Daily counts by age between 1998 and 2007 were extracted from the database. The ratio of the number of reported cases to the number of symptomatic cases in the population was assumed to be 1 in 35, based on figures from a study in England and Wales looking at under-ascertainment within rotavirus surveillance data [26]. Berkeley Madonna gives the root mean square deviation (RMSD)
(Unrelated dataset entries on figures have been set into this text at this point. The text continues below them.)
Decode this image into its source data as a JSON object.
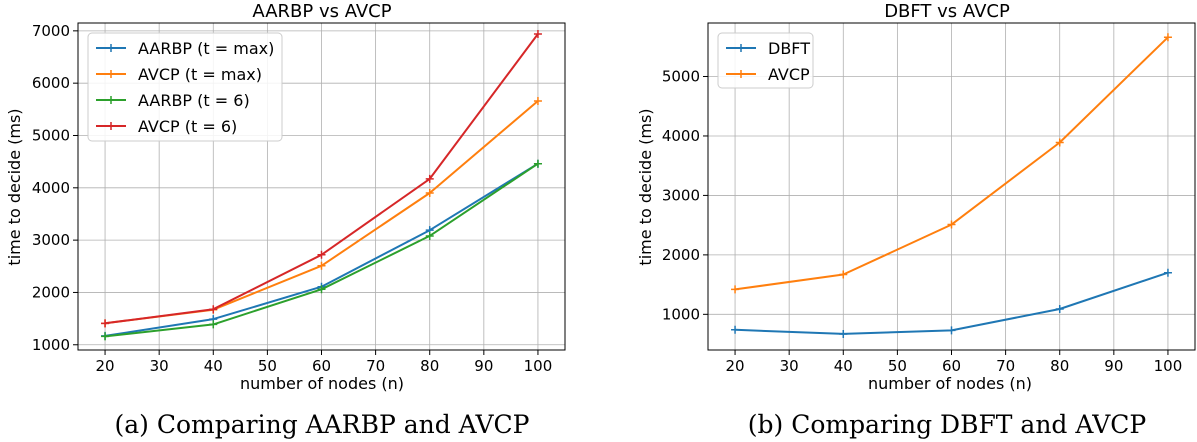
{
  "chart_data": [
    {
      "type": "line",
      "title": "AARBP vs AVCP",
      "xlabel": "number of nodes (n)",
      "ylabel": "time to decide (ms)",
      "x": [
        20,
        40,
        60,
        80,
        100
      ],
      "xlim": [
        15,
        105
      ],
      "ylim": [
        900,
        7150
      ],
      "xticks": [
        20,
        30,
        40,
        50,
        60,
        70,
        80,
        90,
        100
      ],
      "yticks": [
        1000,
        2000,
        3000,
        4000,
        5000,
        6000,
        7000
      ],
      "grid": true,
      "legend": "top-left",
      "series": [
        {
          "name": "AARBP (t = max)",
          "color": "#1f77b4",
          "values": [
            1170,
            1490,
            2110,
            3190,
            4460
          ]
        },
        {
          "name": "AVCP (t = max)",
          "color": "#ff7f0e",
          "values": [
            1410,
            1670,
            2510,
            3900,
            5660
          ]
        },
        {
          "name": "AARBP (t = 6)",
          "color": "#2ca02c",
          "values": [
            1160,
            1390,
            2060,
            3080,
            4460
          ]
        },
        {
          "name": "AVCP (t = 6)",
          "color": "#d62728",
          "values": [
            1410,
            1680,
            2720,
            4170,
            6940
          ]
        }
      ],
      "caption": "(a) Comparing AARBP and AVCP"
    },
    {
      "type": "line",
      "title": "DBFT vs AVCP",
      "xlabel": "number of nodes (n)",
      "ylabel": "time to decide (ms)",
      "x": [
        20,
        40,
        60,
        80,
        100
      ],
      "xlim": [
        15,
        105
      ],
      "ylim": [
        400,
        5900
      ],
      "xticks": [
        20,
        30,
        40,
        50,
        60,
        70,
        80,
        90,
        100
      ],
      "yticks": [
        1000,
        2000,
        3000,
        4000,
        5000
      ],
      "grid": true,
      "legend": "top-left",
      "series": [
        {
          "name": "DBFT",
          "color": "#1f77b4",
          "values": [
            740,
            670,
            730,
            1090,
            1700
          ]
        },
        {
          "name": "AVCP",
          "color": "#ff7f0e",
          "values": [
            1420,
            1670,
            2510,
            3890,
            5660
          ]
        }
      ],
      "caption": "(b) Comparing DBFT and AVCP"
    }
  ]
}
between the data and the best fitting model. The deviation is the root mean square of the differences between individual data points in the dataset and the corresponding points in the model. There were 29200 (number of days x number of age groups) data points in the HPA rotavirus surveillance dataset used. We initially investigated the effects of a two-dose rotavirus mass vaccination programme with doses given www.selleckchem.com/products/CAL-101.html at two and four months of age [8]. Initial assumptions were that the full vaccine course conferred a protective effect against infection and disease similar to that of a primary natural infection. Studies have shown that vaccine efficacy is comparable in breastfed infants, compared to non-breastfed infants [27], so we assumed vaccinated infants can be successfully immunized prior to waning of maternal antibodies. We assumed that 96% of individuals receiving the full two doses were successfully immunized to a natural primary
infection. This figure was consistent
with the proportion of individuals who seroconverted VE-821 cell line following two doses of Rotarix in clinical trials [28]. Thus, 96% of individuals would be successfully immunized against a primary rotavirus infection with two doses of the vaccine and therefore bypass the first infected compartment to enter the second susceptible or recovered compartments. The proportion entering these compartments were equivalent to those entering these compartments after a natural primary infection. Using a method similar to that used by Pitzer et al. [29], this gives a vaccine efficacy after two doses of 36.5% (=0.96 × (1 − 0.62)) against infection and 64.3% (=0.96 × (1 − (0.62 × 0.25/0.47))) against any rotavirus gastroenteritis, an estimate Adenosine similar to the 72% vaccine efficacy against any rotavirus gastroenteritis of two doses of Rotarix vaccine in a phase III European clinical trial [30]. We explored a variety of vaccine coverage levels. The long-term relative effects of direct and indirect (herd immunity) protection of the vaccine were determined. The direct effect of vaccination on the incidence of rotavirus gastroenteritis was estimated as 1 − 0.643 × vaccine coverage. This method assumes all individuals receiving the vaccine have protection from birth. Clinical trials have demonstrated a protective effect of the vaccine after a single dose.